The King's insanity is easily proved by a thousand facts. I need only one: for example everyone would agree that only a treacherous or insane general would attempt to save his allies by burning their towns. Yet the French King has allowed General Jarry to make the Belgians hate the French by the burning of the town of Courtray. In this way he has made this friendly town of allies suffer all the ills that could be imposed by their cruel,enemies. Could there be a clearer example of madness or treachery?
If he is mad, Loius XVI must be suspended, if he is treacherous he must be deposed. Is there clearer evidence of insanity than for this constitutional monarch to appoint officers and generals who spend all their time in the camps of the enemies of the constitution or to dismiss ministers who support the constitution? Today, in the hands of the King, the appointment of ministers, to borrow a phrase from M.Manuel, is no less than a gift to the aristocracy. Is there clearer evidence of insanity than to dismiss a minister for proposing a camp of 20,000 men at Soissons only to propose a camp of 30,000 in the same place the very next day?
The Earl of Shaftesbury said that enslavement and Catholicism are like two brothers who go hand in hand. Sometimes one will be the first to,enter a country, sometimes the other, but they always come together. In England the Stuart's wanted to introduce Catholicism first, to pave the way for despotism; in Scotland they began by adopting despotism to pave the way for Papism.
In the same way here, every counter revolutionary journal or manifesto, every emigre or Prussian speaks only of returning France to the double yoke of religion and reactionary politics: refractory priests in the departments spread the madness of papacy, servitude and imbecility against the sound ideas of philosophy and freedom, opposing the constitution; can the be any clearer sign of madness than for a constitutional monarch to veto the decree exiling all such priests? In doing this our constitutional monarch displayed before the whole world a total loss of intellectual faculty, the Paris commune must demand that the National Assembly either suspend him, because he is mad, or dethrone him because he is a traitor. The Constituion is not forbidden to deal with this King Lear in such a way, and if it were then the constituents would have to declare him insane.
During the suspension of executive power, in order to maintain the political indivisibility of the 83 departments, I think that the commune should nominate two 'curators' of the monarchy, to act for Louis XVI whilst his insanity continues and until his rightful senses return. I prefer this solution to that of asking all 83 departments to elect separate individuals to form a Council of State because it is to be feared that these would be 83 kinglets, and we all know that there is nothing worse than petty tyrants! If the 83 departments simply nominate 2 regents, able to be removed when necessary, it seems to me that the choice is already made, and that four years of revolution have clearly shown two men who merit our confidence, provisionally and for the duration of the National Convention. (Georges and Max?? ed.)
I don't know which would be the greater disaster for the Patriots and the cause of freedom: if he were assassinated by Coblentz and the aristocracy or if he escaped us through flight. If he were assassinated I can assure that the murderer would be instantly killed, like Clement, and we would certainly find that a Jacobin calling card had been slipped into his pocket so that we could be charged with the crime; because it won't take place in France. If he flees, that is just what Coblentz and the Congress of Mayence are hoping and praying for.

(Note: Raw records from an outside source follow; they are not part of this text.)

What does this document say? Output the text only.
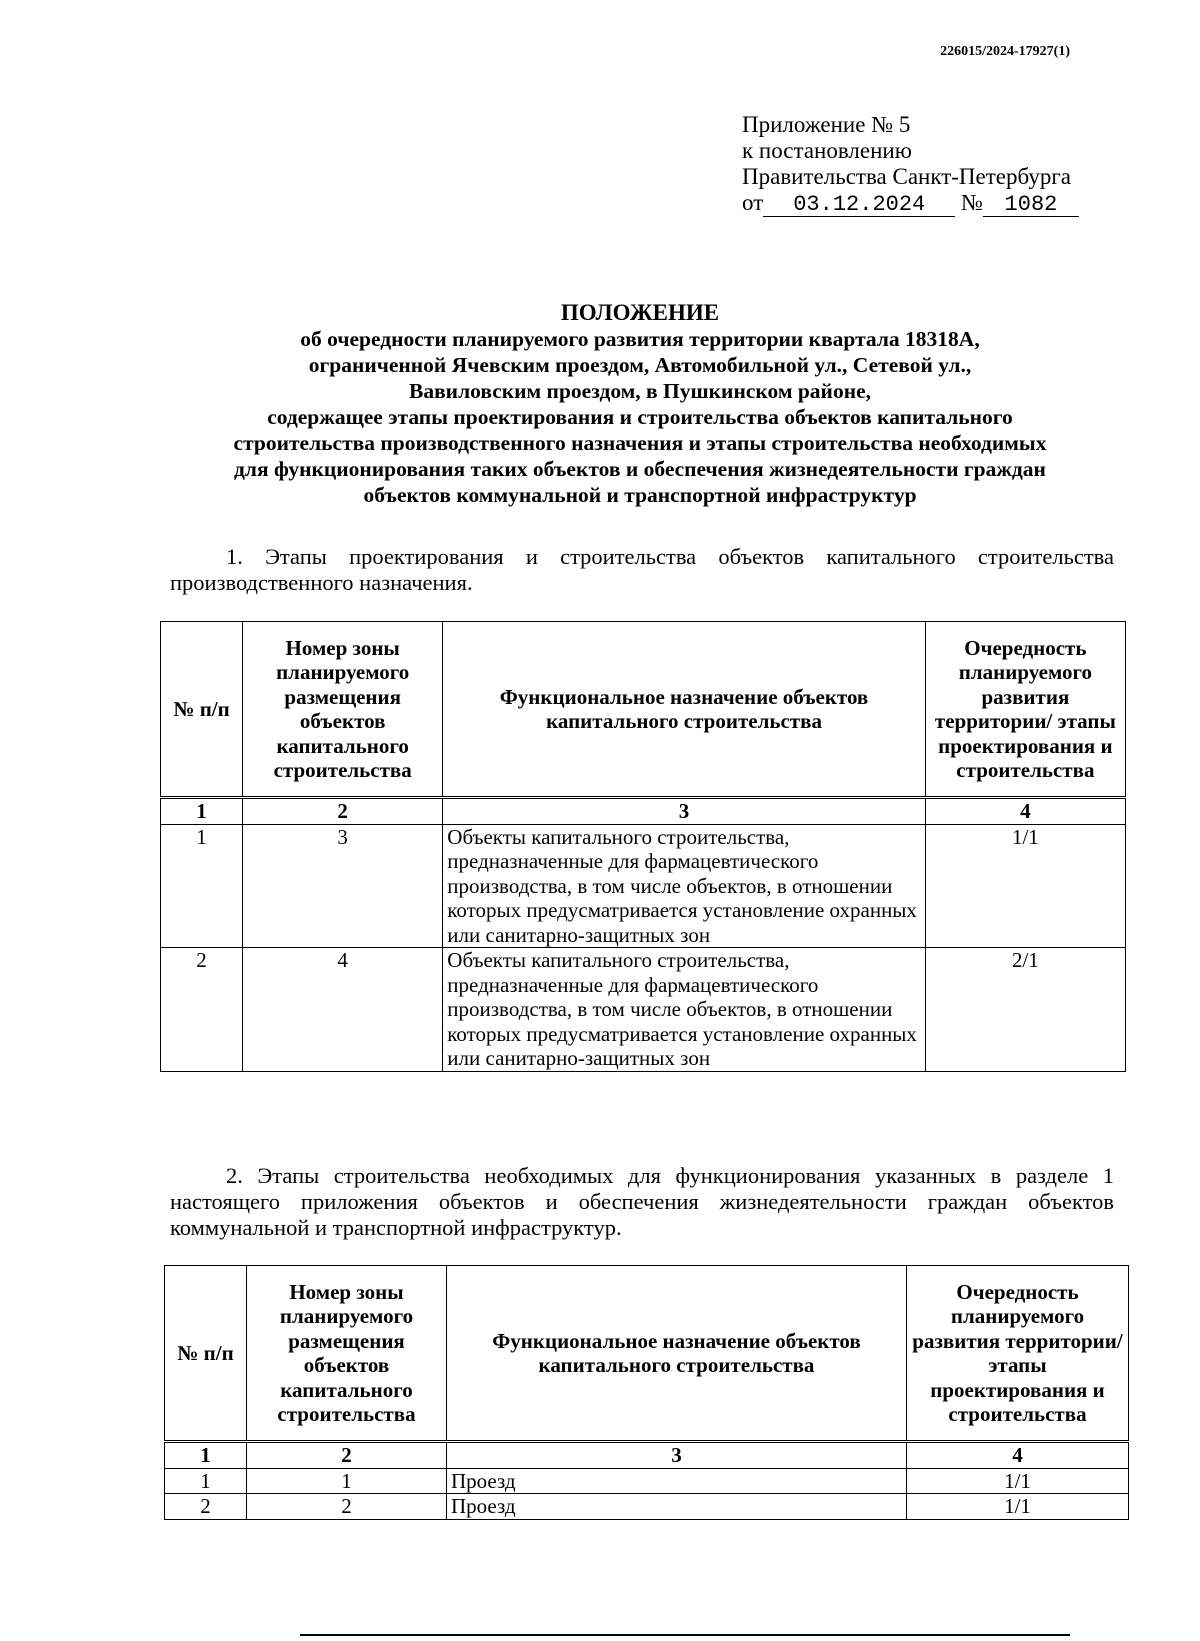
226015/2024-17927(1)
Приложение № 5
к постановлению
Правительства Санкт-Петербурга
от 03.12.2024 № 1082
ПОЛОЖЕНИЕ
об очередности планируемого развития территории квартала 18318А,
ограниченной Ячевским проездом, Автомобильной ул., Сетевой ул.,
Вавиловским проездом, в Пушкинском районе,
содержащее этапы проектирования и строительства объектов капитального
строительства производственного назначения и этапы строительства необходимых
для функционирования таких объектов и обеспечения жизнедеятельности граждан
объектов коммунальной и транспортной инфраструктур
1. Этапы проектирования и строительства объектов капитального строительства производственного назначения.
№ п/п	Номер зоны планируемого размещения объектов капитального строительства	Функциональное назначение объектов капитального строительства	Очередность планируемого развития территории/ этапы проектирования и строительства
1	2	3	4
1	3	Объекты капитального строительства, предназначенные для фармацевтического производства, в том числе объектов, в отношении которых предусматривается установление охранных или санитарно-защитных зон	1/1
2	4	Объекты капитального строительства, предназначенные для фармацевтического производства, в том числе объектов, в отношении которых предусматривается установление охранных или санитарно-защитных зон	2/1
2. Этапы строительства необходимых для функционирования указанных в разделе 1 настоящего приложения объектов и обеспечения жизнедеятельности граждан объектов коммунальной и транспортной инфраструктур.
№ п/п	Номер зоны планируемого размещения объектов капитального строительства	Функциональное назначение объектов капитального строительства	Очередность планируемого развития территории/ этапы проектирования и строительства
1	2	3	4
1	1	Проезд	1/1
2	2	Проезд	1/1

I think we cannot be too watchful of Louis XVI; we should keep him closely guarded amongst us, right at the centre of our attention. I do still weigh the King in the balance of M.Manuel, but the question here is not the specific intrinsic weight of a king. I am weighing Louis XVI on the scales of the kings of Prussia and Hungary. Are we supporting the value of kings in the minds of slaves? What ransoms were paid for Louis IX and King Jean and Francois II?

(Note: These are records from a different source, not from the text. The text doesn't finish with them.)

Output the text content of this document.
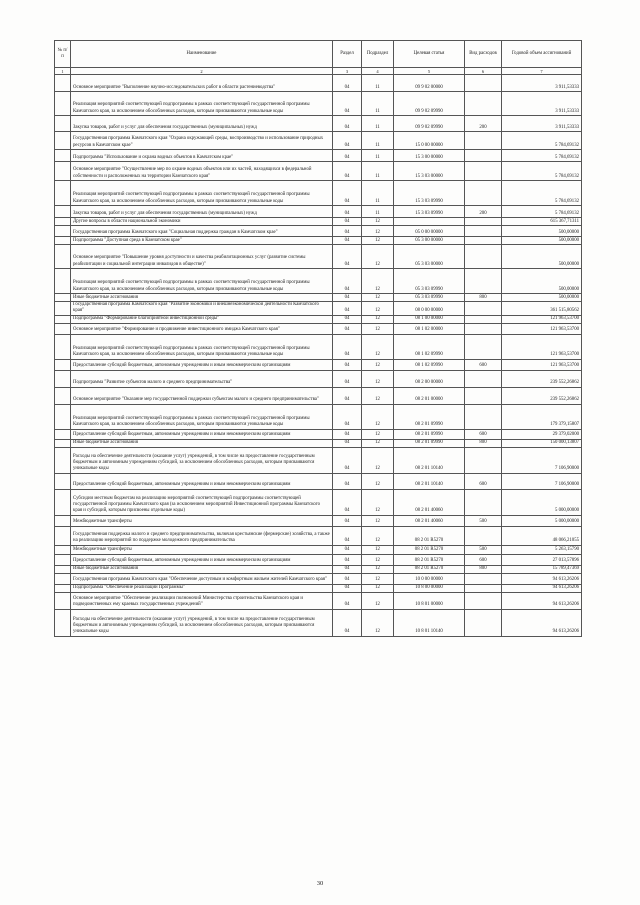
№ п/п	Наименование	Раздел	Подраздел	Целевая статья	Вид расходов	Годовой объем ассигнований
1	2	3	4	5	6	7
	Основное мероприятие "Выполнение научно-исследовательских работ в области растениеводства"	04	11	09 9 02 00000		3 911,53333
	Реализация мероприятий соответствующей подпрограммы в рамках соответствующей государственной программы Камчатского края, за исключением обособленных расходов, которым присваиваются уникальные коды	04	11	09 9 02 09990		3 911,53333
	Закупка товаров, работ и услуг для обеспечения государственных (муниципальных) нужд	04	11	09 9 02 09990	200	3 911,53333
	Государственная программа Камчатского края "Охрана окружающей среды, воспроизводство и использование природных ресурсов в Камчатском крае"	04	11	15 0 00 00000		5 784,69132
	Подпрограмма "Использование и охрана водных объектов в Камчатском крае"	04	11	15 3 00 00000		5 784,69132
	Основное мероприятие "Осуществление мер по охране водных объектов или их частей, находящихся в федеральной собственности и расположенных на территории Камчатского края"	04	11	15 3 03 00000		5 784,69132
	Реализация мероприятий соответствующей подпрограммы в рамках соответствующей государственной программы Камчатского края, за исключением обособленных расходов, которым присваиваются уникальные коды	04	11	15 3 03 09990		5 784,69132
	Закупка товаров, работ и услуг для обеспечения государственных (муниципальных) нужд	04	11	15 3 03 09990	200	5 784,69132
	Другие вопросы в области национальной экономики	04	12			615 367,71311
	Государственная программа Камчатского края "Социальная поддержка граждан в Камчатском крае"	04	12	05 0 00 00000		500,00000
	Подпрограмма "Доступная среда в Камчатском крае"	04	12	05 3 00 00000		500,00000
	Основное мероприятие "Повышение уровня доступности и качества реабилитационных услуг (развитие системы реабилитации и социальной интеграции инвалидов в обществе)"	04	12	05 3 03 00000		500,00000
	Реализация мероприятий соответствующей подпрограммы в рамках соответствующей государственной программы Камчатского края, за исключением обособленных расходов, которым присваиваются уникальные коды	04	12	05 3 03 09990		500,00000
	Иные бюджетные ассигнования	04	12	05 3 03 09990	800	500,00000
	Государственная программа Камчатского края "Развитие экономики и внешнеэкономической деятельности Камчатского края"	04	12	08 0 00 00000		361 515,80562
	Подпрограмма "Формирование благоприятной инвестиционной среды"	04	12	08 1 00 00000		121 963,53700
	Основное мероприятие "Формирование и продвижение инвестиционного имиджа Камчатского края"	04	12	08 1 02 00000		121 963,53700
	Реализация мероприятий соответствующей подпрограммы в рамках соответствующей государственной программы Камчатского края, за исключением обособленных расходов, которым присваиваются уникальные коды	04	12	08 1 02 09990		121 963,53700
	Предоставление субсидий бюджетным, автономным учреждениям и иным некоммерческим организациям	04	12	08 1 02 09990	600	121 963,53700
	Подпрограмма "Развитие субъектов малого и среднего предпринимательства"	04	12	08 2 00 00000		239 552,26862
	Основное мероприятие "Оказание мер государственной поддержки субъектам малого и среднего предпринимательства"	04	12	08 2 01 00000		239 552,26862
	Реализация мероприятий соответствующей подпрограммы в рамках соответствующей государственной программы Камчатского края, за исключением обособленных расходов, которым присваиваются уникальные коды	04	12	08 2 01 09990		179 379,15807
	Предоставление субсидий бюджетным, автономным учреждениям и иным некоммерческим организациям	04	12	08 2 01 09990	600	29 379,02000
	Иные бюджетные ассигнования	04	12	08 2 01 09990	800	150 000,13807
	Расходы на обеспечение деятельности (оказание услуг) учреждений, в том числе на предоставление государственным бюджетным и автономным учреждениям субсидий, за исключением обособленных расходов, которым присваиваются уникальные коды	04	12	08 2 01 10140		7 106,90000
	Предоставление субсидий бюджетным, автономным учреждениям и иным некоммерческим организациям	04	12	08 2 01 10140	600	7 106,90000
	Субсидии местным бюджетам на реализацию мероприятий соответствующей подпрограммы соответствующей государственной программы Камчатского края (за исключением мероприятий Инвестиционной программы Камчатского края и субсидий, которым присвоены отдельные коды)	04	12	08 2 01 40060		5 000,00000
	Межбюджетные трансферты	04	12	08 2 01 40060	500	5 000,00000
	Государственная поддержка малого и среднего предпринимательства, включая крестьянские (фермерские) хозяйства, а также на реализацию мероприятий по поддержке молодежного предпринимательства	04	12	08 2 01 R5270		48 066,21055
	Межбюджетные трансферты	04	12	08 2 01 R5270	500	5 263,15790
	Предоставление субсидий бюджетным, автономным учреждениям и иным некоммерческим организациям	04	12	08 2 01 R5270	600	27 013,57896
	Иные бюджетные ассигнования	04	12	08 2 01 R5270	800	15 789,47369
	Государственная программа Камчатского края "Обеспечение доступным и комфортным жильем жителей Камчатского края"	04	12	10 0 00 00000		94 613,26206
	Подпрограмма "Обеспечение реализации Программы"	04	12	10 8 00 00000		94 613,26206
	Основное мероприятие "Обеспечение реализации полномочий Министерства строительства Камчатского края и подведомственных ему краевых государственных учреждений"	04	12	10 8 01 00000		94 613,26206
	Расходы на обеспечение деятельности (оказание услуг) учреждений, в том числе на предоставление государственным бюджетным и автономным учреждениям субсидий, за исключением обособленных расходов, которым присваиваются уникальные коды	04	12	10 8 01 10140		94 613,26206
30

We should imitate the example of London. Once they realised that Charles I was in communication with the Catholics of Ireland,p;that he was secretly raising troops against parliament; from the time when rightly suspected him of trying to reverse the constitution, then they seized the Prince of Wales, the Dukes of York and Gloucester,and would equally have seized the Queen if she had not fled to France. Indeed M.le Maire, given the gravity of the circumstances you must show the vigilance and determination of Thomas Andrews, the Mayor of London. If you can keep guard over the King and his family, keeping them close by you, in this way you will save the capital and the empire. You will be saving yourself and all of us because in the scales of despots a King weighs more than 25 million citizens.
It is vital then that after suspending the King by cause of his insanity the National Assembly makes it clear that they are continuing to hold the King and his family as hostages to the safety of France.